Resilient platypus fight back after Kangaroo Island bushfires

TRAPPED PLATYPUS: Researchers with one of the platypus caught in specialist traps in the isolated Rocky River area of Flinders Chase National Park on Kangaroo Island in late May. Photo supplied

TRAPPED PLATYPUS: Researchers with one of the platypus caught in specialist traps in the isolated Rocky River area of Flinders Chase National Park on Kangaroo Island in late May. Photo supplied

A team of researchers has surveyed the introduced population of platypuses on Kangaroo Island, revealing that the species may be on the road to recovery following the devastation of the 2019-2020 bushfires.

Researchers successfully trapped two healthy juvenile females, two healthy juvenile males, and four mature platypus - two of each gender. It is believed the juveniles were born after the fires.

Concerns exist about the long-term viability of the habitat given drying climatic conditions.

Dr Ryan Baring of Flinders University and Dr Gilad Bino from the University of New South Wales led the expedition, with the support of the Department for Environment and Water's science team and National Parks and Wildlife Service, and crowdfunding from citizens.

The researchers spent a week setting traps in the isolated Rocky River area of Flinders Chase National Park late May to assess the species' condition and population growth.

While native to mainland South Australia, 19 platypuses were introduced to Kangaroo Island from Victoria and Tasmania in the first half of the 20th century, following steep declines in their natural population.

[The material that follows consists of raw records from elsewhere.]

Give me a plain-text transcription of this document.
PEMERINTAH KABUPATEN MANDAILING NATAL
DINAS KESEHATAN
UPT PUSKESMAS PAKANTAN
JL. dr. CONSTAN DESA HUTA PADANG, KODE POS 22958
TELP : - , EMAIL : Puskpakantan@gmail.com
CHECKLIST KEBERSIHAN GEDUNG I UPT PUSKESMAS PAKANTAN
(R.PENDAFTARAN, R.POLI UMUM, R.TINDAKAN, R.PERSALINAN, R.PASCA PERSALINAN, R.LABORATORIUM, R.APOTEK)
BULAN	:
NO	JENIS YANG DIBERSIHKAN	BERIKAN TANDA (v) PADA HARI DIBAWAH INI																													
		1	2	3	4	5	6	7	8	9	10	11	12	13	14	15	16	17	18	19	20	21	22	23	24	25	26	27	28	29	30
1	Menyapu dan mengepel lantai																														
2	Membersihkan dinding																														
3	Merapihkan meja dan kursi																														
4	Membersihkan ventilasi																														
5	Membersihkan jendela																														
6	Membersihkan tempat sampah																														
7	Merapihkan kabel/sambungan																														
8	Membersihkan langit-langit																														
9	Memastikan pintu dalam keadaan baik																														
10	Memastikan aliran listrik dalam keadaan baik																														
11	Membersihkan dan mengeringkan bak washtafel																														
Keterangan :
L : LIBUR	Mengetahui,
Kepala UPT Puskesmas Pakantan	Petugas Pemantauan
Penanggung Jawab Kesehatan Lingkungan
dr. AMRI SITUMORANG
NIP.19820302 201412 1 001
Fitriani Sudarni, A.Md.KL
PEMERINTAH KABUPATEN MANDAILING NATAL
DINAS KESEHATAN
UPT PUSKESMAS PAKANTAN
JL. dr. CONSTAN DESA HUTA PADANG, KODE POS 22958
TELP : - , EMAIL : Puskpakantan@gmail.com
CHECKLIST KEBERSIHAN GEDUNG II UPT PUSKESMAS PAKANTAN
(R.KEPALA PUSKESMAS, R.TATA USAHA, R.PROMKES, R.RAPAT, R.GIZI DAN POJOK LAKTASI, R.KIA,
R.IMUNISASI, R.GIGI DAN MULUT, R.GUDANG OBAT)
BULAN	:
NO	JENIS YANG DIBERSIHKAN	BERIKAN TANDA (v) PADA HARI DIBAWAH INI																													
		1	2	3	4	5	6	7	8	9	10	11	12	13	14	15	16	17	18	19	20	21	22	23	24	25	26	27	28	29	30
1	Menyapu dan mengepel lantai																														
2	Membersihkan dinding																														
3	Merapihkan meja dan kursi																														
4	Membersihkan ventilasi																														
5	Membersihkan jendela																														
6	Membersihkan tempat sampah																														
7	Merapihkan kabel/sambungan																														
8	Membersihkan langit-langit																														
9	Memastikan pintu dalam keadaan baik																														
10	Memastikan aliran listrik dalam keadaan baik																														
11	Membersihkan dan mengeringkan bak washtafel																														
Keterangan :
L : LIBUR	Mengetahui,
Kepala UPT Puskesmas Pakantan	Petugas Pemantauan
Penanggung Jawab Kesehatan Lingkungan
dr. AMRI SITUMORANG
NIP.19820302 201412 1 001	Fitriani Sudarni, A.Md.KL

In South Australia, the species is considered functionally extinct from its natural population range, which primarily includes the Murray River system.

NPWS Kangaroo Island conservation ecologist Heiri Klein said the expedition was a resounding success, but the rocky terrain posed many challenges to the small research team.

"The sites where we thought the platypuses would be were quite isolated, so the team had to walk into most of the remote trapping locations on foot, whilst towing a boat loaded with all the equipment by hand," Heiri said.

"Platypuses are most active at night, so the surveys also required wading out in cold water in the pitch black to check traps for eight nights in a row.

"After a trying start, the researchers successfully trapped two healthy juvenile females, two healthy juvenile males, and four mature platypus - two of each gender.

"The age of the juveniles mean they would have been born after the 2020 fires that affected the entire Rocky River catchment, which is great news for the recovering Kangaroo Island platypus population."

Dr Gilad Bino from the University of New South Wales said despite the positive findings, the survey also revealed the impact to platypuses in some areas, with no platypus caught further upstream at the Platypus Waterholes or East Melrose Track.

"This was likely as a result of the dry conditions upstream which preceded the fires but also longer-lasting effects of the fires on the habitat and perhaps the platypuses," Dr Bino said.

DNA samples taken from the platypuses will be analysed to provide an indication of the likely population size in the Rocky River system, but also possible genetic bottle necks that may affect the viability of the Kangaroo Island population.

A genetic study conducted in 2012 by Elise Furlan of the University of Melbourne, using samples collected by Robert Ellis in 2000, estimated the population to be around 110 individuals.

It was assumed at the time that this estimate represented an approximate of the carrying capacity for platypuses in the area, that is, the upper limit, he said.

"In our surveys we found significantly lower numbers compared to those recorded previously, at the same sites," he said.

"I wouldn't be surprised if the platypus population declined by 30-50 per cent but this requires more monitoring, which we are hoping to carry out and hopefully get support from SA government to establish a long-term monitoring program."

The researchers are expected to return to Kangaroo Island in September to complete the survey sampling to better understand the extent of the platypuses' recovery.

University involvement

Dr Gilad Bino from the Platypus Conservation Initiative in the Centre for Ecosystem Science, at UNSW Sydney's School of Biological, Earth and Environmental Sciences said the impacts of the fires were quite apparent.

"Compared to previous work in the areas, platypus numbers were lower and their distribution had contracted further downstream, mostly confined to deep waterholes, which are critical refugia for platypuses and other freshwater species during times of drought and extreme fires," Dr Bino said.

"Encouragingly, we trapped juvenile platypuses which indicates the capacity of platypuses in the river to recover."

Dr Bino co-led the expedition with Dr Ryan Baring from Flinders University.

Dr Bino was one of the UNSW scientists who recommended the platypus be listed as a threatened species under Australia's and NSW environmental legislation last year.

The researchers hope to return to Kangaroo Island in September to complete the survey sampling to better understand the extent of the platypuses' recovery.

"There is still much to learn about the resilience and capacity of platypuses to recover from such extreme events which, unfortunately, are expected to increase under a changing climate," Dr Bino said.

The Kangaroo Island community and visitors to the island are being encourage to help improve knowledge of the platypuses by reporting their observations using the iNaturalist app.

The survey was supported by South Australia's Department for Environment and Water's Science team and National Parks and Wildlife Service, and crowdfunding from citizens.